Q: Our 10-month-old daughter doesn’t like to fall asleep in her crib; doesn’t fall asleep on her own; doesn’t sleep through the night and doesn’t like a bottle or a pacifier either, which means that my husband can’t help me when she wakes up. And she wakes up 3-6 times a night.
I nurse her each time, then lay her down in her crib but she often cries until I soothe her back to sleep or take her into my bed so I can sleep.
I don’t think my daughter really needs all these feedings at night however since she eats vegetables, fruit, cheese, meat or whole grains three times a day and she nurses when she wakes up in the morning, before her two naps and at bedtime.
I also try to make her naps — one in the morning and one in the afternoon — last 1-2½ hours, because I don’t want her to get too tired, and we give her a bath after dinner. We then put her in her pajamas, read some books to her and I nurse her until she is too drowsy to protest when I lay her down in her crib.
How do I teach my daughter to fall asleep on her own and in her crib? And how do I get her to stay asleep all night long?
A: Like all babies, your little girl thought that night was day and day was night from the minute she was born. And why not?
Every step you took, every stair you climbed, rocked her to sleep when she was in the womb but she woke up at night while you were still and sleeping and then she kicked your belly with abandon. Remember? She was climbing her own stairs.
Now she wants to be nursed and soothed while you sleep because she’s used to being awake at night; because she needs to suck more than most babies or because nursing at night is her new way to play. Whatever the cause, it’s a poor idea. It’s okay for a baby to be awake in the womb, even though you’re not, but it isn’t okay anymore. A child who feels well, weighs 12 or 13 pounds and is pleasantly tired can usually put herself asleep and stay asleep for about six hours, which is what most mothers mean when they say that their children “sleep through the night.”
To get a little closer to that goal, you might cut back on the time you let your daughter nap in the morning, since most babies are ready to give up this nap about now; keep her up a little later at night, so she will be even more tired at night, and let her crawl or toddle as much as possible during the day, because a tired baby sleeps better than a lively one.
It may sound heartless to make your little girl live by your schedule, rather than hers, but it’s actually kinder to call the shots than to let a child — even a teenager — think that she should call them for you. If you do that, your child will be scared and cranky, because she knows in her heart that she isn’t capable enough, knowledgeable enough or responsible enough to run the show.

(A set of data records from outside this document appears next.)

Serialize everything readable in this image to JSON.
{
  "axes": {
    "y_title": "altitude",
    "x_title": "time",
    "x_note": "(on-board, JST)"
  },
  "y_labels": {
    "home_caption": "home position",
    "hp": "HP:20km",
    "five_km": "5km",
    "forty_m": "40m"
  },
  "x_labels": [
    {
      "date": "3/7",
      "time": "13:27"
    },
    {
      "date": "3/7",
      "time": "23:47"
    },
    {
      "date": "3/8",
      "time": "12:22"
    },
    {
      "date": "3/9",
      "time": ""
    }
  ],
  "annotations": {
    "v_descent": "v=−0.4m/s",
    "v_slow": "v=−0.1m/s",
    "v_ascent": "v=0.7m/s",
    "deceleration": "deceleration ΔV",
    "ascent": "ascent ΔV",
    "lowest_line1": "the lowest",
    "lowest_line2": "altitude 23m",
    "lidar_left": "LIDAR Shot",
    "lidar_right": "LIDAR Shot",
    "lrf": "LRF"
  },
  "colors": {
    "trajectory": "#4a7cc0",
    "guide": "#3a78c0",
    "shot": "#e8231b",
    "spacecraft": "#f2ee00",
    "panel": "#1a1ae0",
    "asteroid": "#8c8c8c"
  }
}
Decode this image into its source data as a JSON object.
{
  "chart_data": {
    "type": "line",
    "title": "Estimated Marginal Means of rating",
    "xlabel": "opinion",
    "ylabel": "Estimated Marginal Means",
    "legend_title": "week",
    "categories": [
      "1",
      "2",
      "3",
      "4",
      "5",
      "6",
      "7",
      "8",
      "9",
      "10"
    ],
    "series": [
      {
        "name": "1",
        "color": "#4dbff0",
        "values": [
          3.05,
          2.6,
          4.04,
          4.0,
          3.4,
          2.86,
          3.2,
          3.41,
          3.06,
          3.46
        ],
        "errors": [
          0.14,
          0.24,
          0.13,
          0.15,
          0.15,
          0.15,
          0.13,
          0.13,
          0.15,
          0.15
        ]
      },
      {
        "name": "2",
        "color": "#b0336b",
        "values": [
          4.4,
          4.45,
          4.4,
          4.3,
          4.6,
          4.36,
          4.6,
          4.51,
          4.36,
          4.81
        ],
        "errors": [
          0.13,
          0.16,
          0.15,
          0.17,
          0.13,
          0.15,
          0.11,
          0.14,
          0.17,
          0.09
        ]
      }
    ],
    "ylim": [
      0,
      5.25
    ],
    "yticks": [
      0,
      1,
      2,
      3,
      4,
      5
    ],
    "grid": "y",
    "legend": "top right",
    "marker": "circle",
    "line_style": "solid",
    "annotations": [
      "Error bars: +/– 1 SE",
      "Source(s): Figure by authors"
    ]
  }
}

You and your husband can probably train your daughter to fall asleep on her own — and to stay asleep — in about a week if your approach is kind and if you answer her cries in five minutes or less so she will continue to trust you. You’ll need to go to her quickly and quietly when she cries and say, “Now, now; we’re here” and lay her down but don’t talk much or play with her or even turn on the light because you want her to know that your new approach is non-negotiable. You then leave the room, even if you have to go back 10 times that night. This will teach her that you are always there for her but that she can’t order room service at 3 a.m.
You should be well-rested before you try this method, however, because it can be exhausting, especially for your husband who should answer most of her calls. If you go to her, she will smell mother’s milk and then she will be upset when you don’t let her nurse. Think how a kitty might act if you swung catnip under her nose and then whisked it away.